Farmers may increase cotton and corn production this year although weather will be a determining factor, according to Dennis Burns, LSU AgCenter agriculture and natural resource agent for Catahoula, Concordia and Tensas parishes.
If acreage for those two crops does increase, it will likely result in lower soybean production, Burns said.
“It’s too early to tell for sure, but that’s what the talk is right now.”
Burns said farmers hope to begin planting corn soon.
He said the optimum planting time for corn is from March 10 to April 1.
Soybean and rice planting will not begin until late March or early April at the earliest, while cotton planting begins in mid-April at the earliest.
“Right now everyone is waiting to see what happens with the river, which is suppose to crest at 58 feet at Natchez,” he said.
Burns said farmers have to adapt to many conditions in determining what they ultimately plant each spring.
He said that even if planting is delayed “the equipment we have now can cover a lot of ground” to catch up.

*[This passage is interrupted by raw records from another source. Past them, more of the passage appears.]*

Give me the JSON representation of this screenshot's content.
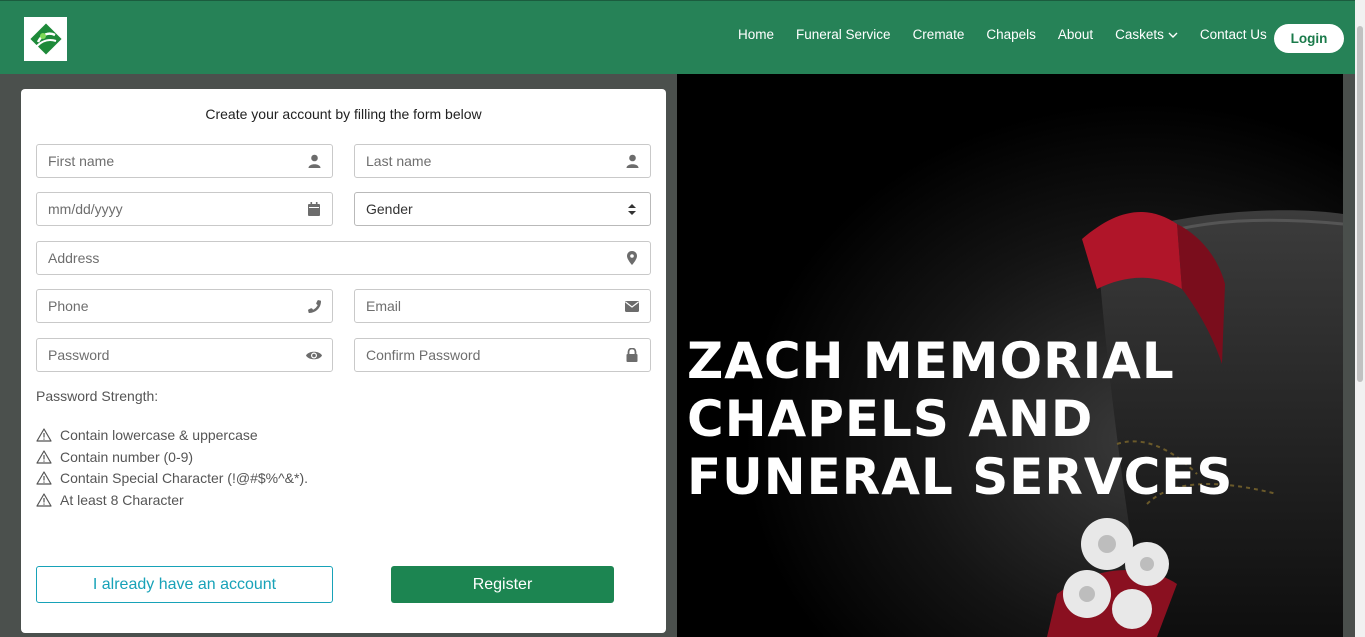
{
  "nav": {
    "links": [
      "Home",
      "Funeral Service",
      "Cremate",
      "Chapels",
      "About",
      "Caskets",
      "Contact Us"
    ],
    "login_label": "Login"
  },
  "form": {
    "title": "Create your account by filling the form below",
    "first_name_placeholder": "First name",
    "last_name_placeholder": "Last name",
    "date_placeholder": "mm/dd/yyyy",
    "gender_value": "Gender",
    "address_placeholder": "Address",
    "phone_placeholder": "Phone",
    "email_placeholder": "Email",
    "password_placeholder": "Password",
    "confirm_password_placeholder": "Confirm Password",
    "strength_title": "Password Strength:",
    "rules": [
      "Contain lowercase & uppercase",
      "Contain number (0-9)",
      "Contain Special Character (!@#$%^&*).",
      "At least 8 Character"
    ],
    "have_account_label": "I already have an account",
    "register_label": "Register"
  },
  "hero": {
    "title": "ZACH MEMORIAL\nCHAPELS AND\nFUNERAL SERVCES"
  },
  "colors": {
    "brand_green": "#268257",
    "register_green": "#1c8551",
    "info_cyan": "#17a2b8",
    "casket_red": "#b01529"
  },
  "icons": [
    "logo-icon",
    "user-icon",
    "calendar-icon",
    "sort-icon",
    "map-marker-icon",
    "phone-icon",
    "envelope-icon",
    "eye-icon",
    "lock-icon",
    "warning-icon",
    "chevron-down-icon"
  ]
}
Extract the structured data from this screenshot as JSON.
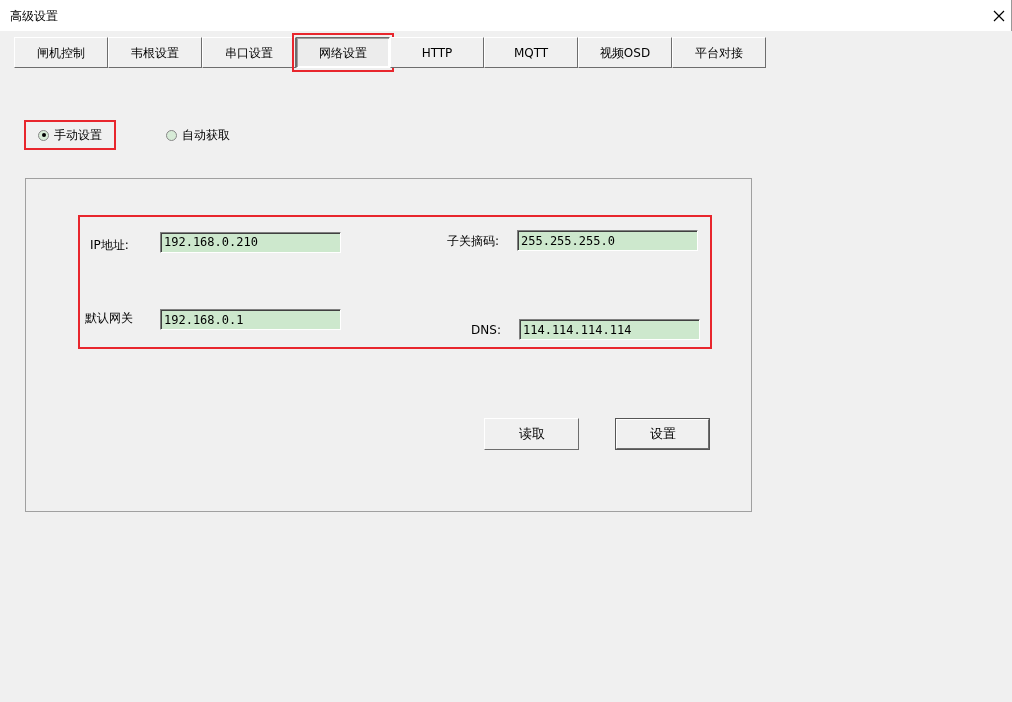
{
  "window": {
    "title": "高级设置"
  },
  "tabs": [
    {
      "label": "闸机控制",
      "selected": false,
      "highlighted": false
    },
    {
      "label": "韦根设置",
      "selected": false,
      "highlighted": false
    },
    {
      "label": "串口设置",
      "selected": false,
      "highlighted": false
    },
    {
      "label": "网络设置",
      "selected": true,
      "highlighted": true
    },
    {
      "label": "HTTP",
      "selected": false,
      "highlighted": false
    },
    {
      "label": "MQTT",
      "selected": false,
      "highlighted": false
    },
    {
      "label": "视频OSD",
      "selected": false,
      "highlighted": false
    },
    {
      "label": "平台对接",
      "selected": false,
      "highlighted": false
    }
  ],
  "mode_options": [
    {
      "label": "手动设置",
      "selected": true,
      "highlighted": true
    },
    {
      "label": "自动获取",
      "selected": false,
      "highlighted": false
    }
  ],
  "network": {
    "highlighted": true,
    "fields": [
      {
        "label": "IP地址:",
        "value": "192.168.0.210"
      },
      {
        "label": "子关摘码:",
        "value": "255.255.255.0"
      },
      {
        "label": "默认网关",
        "value": "192.168.0.1"
      },
      {
        "label": "DNS:",
        "value": "114.114.114.114"
      }
    ]
  },
  "buttons": [
    {
      "label": "读取",
      "default": false
    },
    {
      "label": "设置",
      "default": true
    }
  ]
}
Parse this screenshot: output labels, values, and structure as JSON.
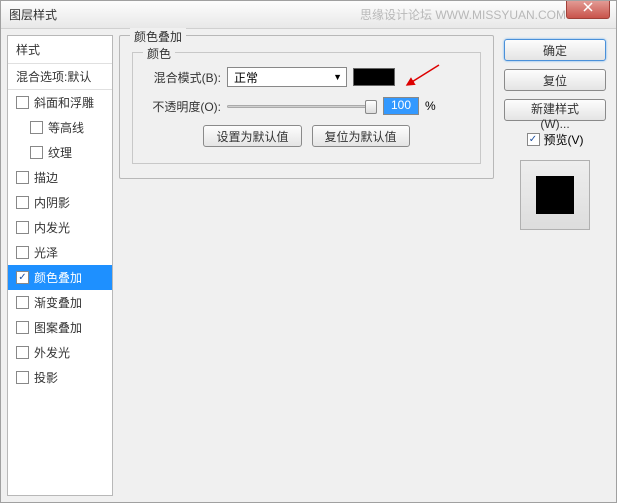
{
  "title": "图层样式",
  "watermark": "思缘设计论坛  WWW.MISSYUAN.COM",
  "leftPanel": {
    "header": "样式",
    "default": "混合选项:默认",
    "items": [
      {
        "label": "斜面和浮雕",
        "checked": false
      },
      {
        "label": "等高线",
        "checked": false,
        "sub": true
      },
      {
        "label": "纹理",
        "checked": false,
        "sub": true
      },
      {
        "label": "描边",
        "checked": false
      },
      {
        "label": "内阴影",
        "checked": false
      },
      {
        "label": "内发光",
        "checked": false
      },
      {
        "label": "光泽",
        "checked": false
      },
      {
        "label": "颜色叠加",
        "checked": true,
        "selected": true
      },
      {
        "label": "渐变叠加",
        "checked": false
      },
      {
        "label": "图案叠加",
        "checked": false
      },
      {
        "label": "外发光",
        "checked": false
      },
      {
        "label": "投影",
        "checked": false
      }
    ]
  },
  "middle": {
    "outerTitle": "颜色叠加",
    "innerTitle": "颜色",
    "blendLabel": "混合模式(B):",
    "blendValue": "正常",
    "opacityLabel": "不透明度(O):",
    "opacityValue": "100",
    "opacityUnit": "%",
    "setDefault": "设置为默认值",
    "resetDefault": "复位为默认值",
    "colorSwatch": "#000000"
  },
  "right": {
    "ok": "确定",
    "reset": "复位",
    "newStyle": "新建样式(W)...",
    "preview": "预览(V)"
  }
}
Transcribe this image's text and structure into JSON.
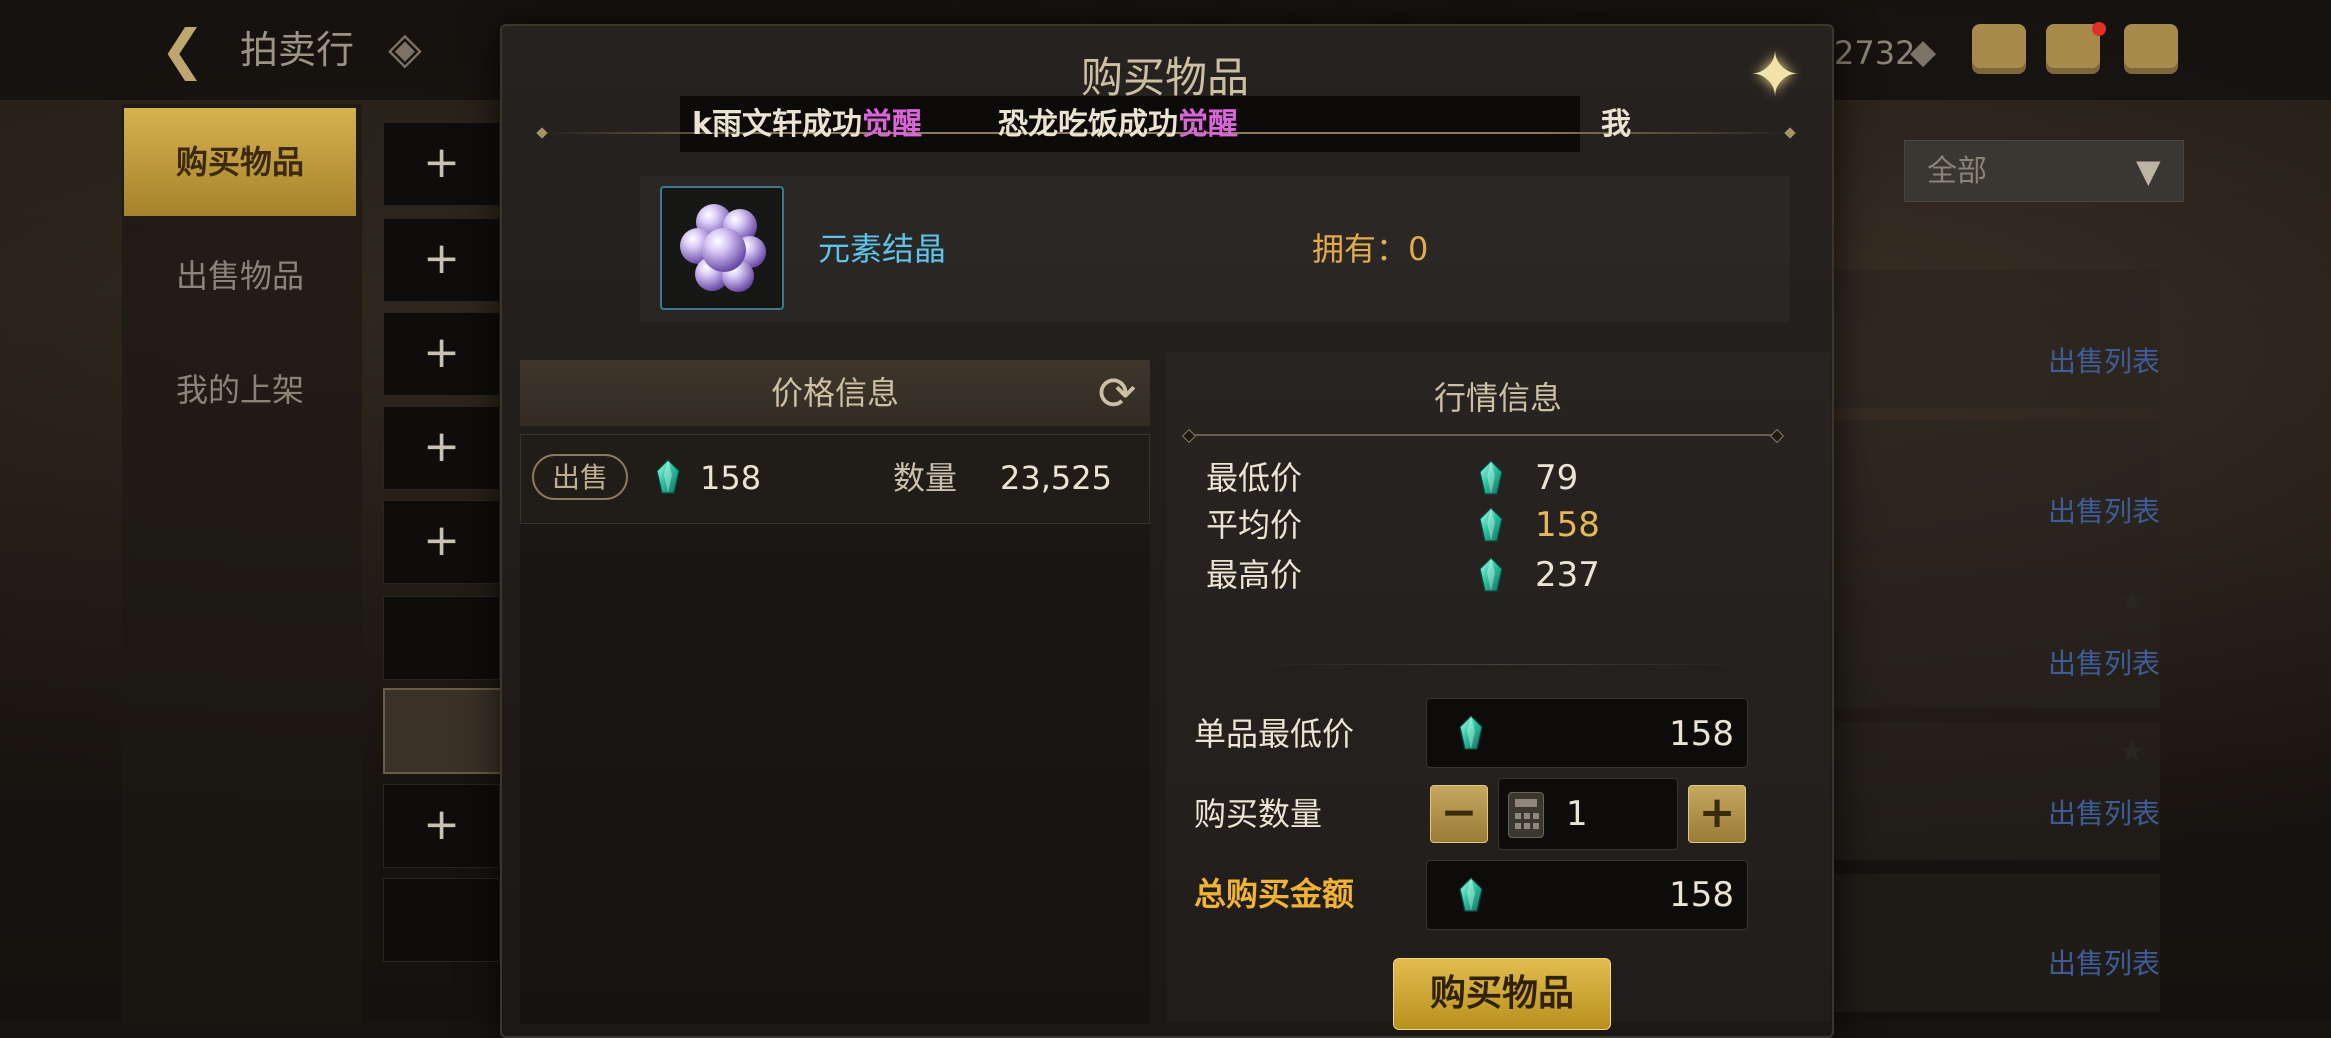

According to Burns, soybean yields in 2018 were good over all three parishes and would have probably been even higher except for the excessive rainfall during harvest. While the rainfall events affected yield, the amount of damage to the seed made it unmarketable and approximately 12,000 acres in Catahoula, 10,000 in Concordia and 1,000 in Tensas were never harvested.
The three parishes had 2,700 acres of row rice (20 percent of Louisiana’s acreage) and it yielded above average. Row rice is becoming a viable option to consider for producers with irrigation and heavy clay soils, Burns said.
In 2018, acreage totaled:
Cotton: Catahoula, 20,633; Concordia, 8,970; Tensas, 32,393 acres.
Corn: Catahoula, 18,945; Concordia, 9,790; Tensas, 43,285.
Soybeans: Catahoula, 92,795; Concordia, 124,285; Tensas, 69,366.
Rice: Catahoula, 3,621; Concordia, 8,364; Tensas, 2,055.
Wheat: Catahoula, 590; Concordia, 40; Tensas, 793.
Grain Sorghum: Catahoula, 77; Concordia, 293; Tensas, 475.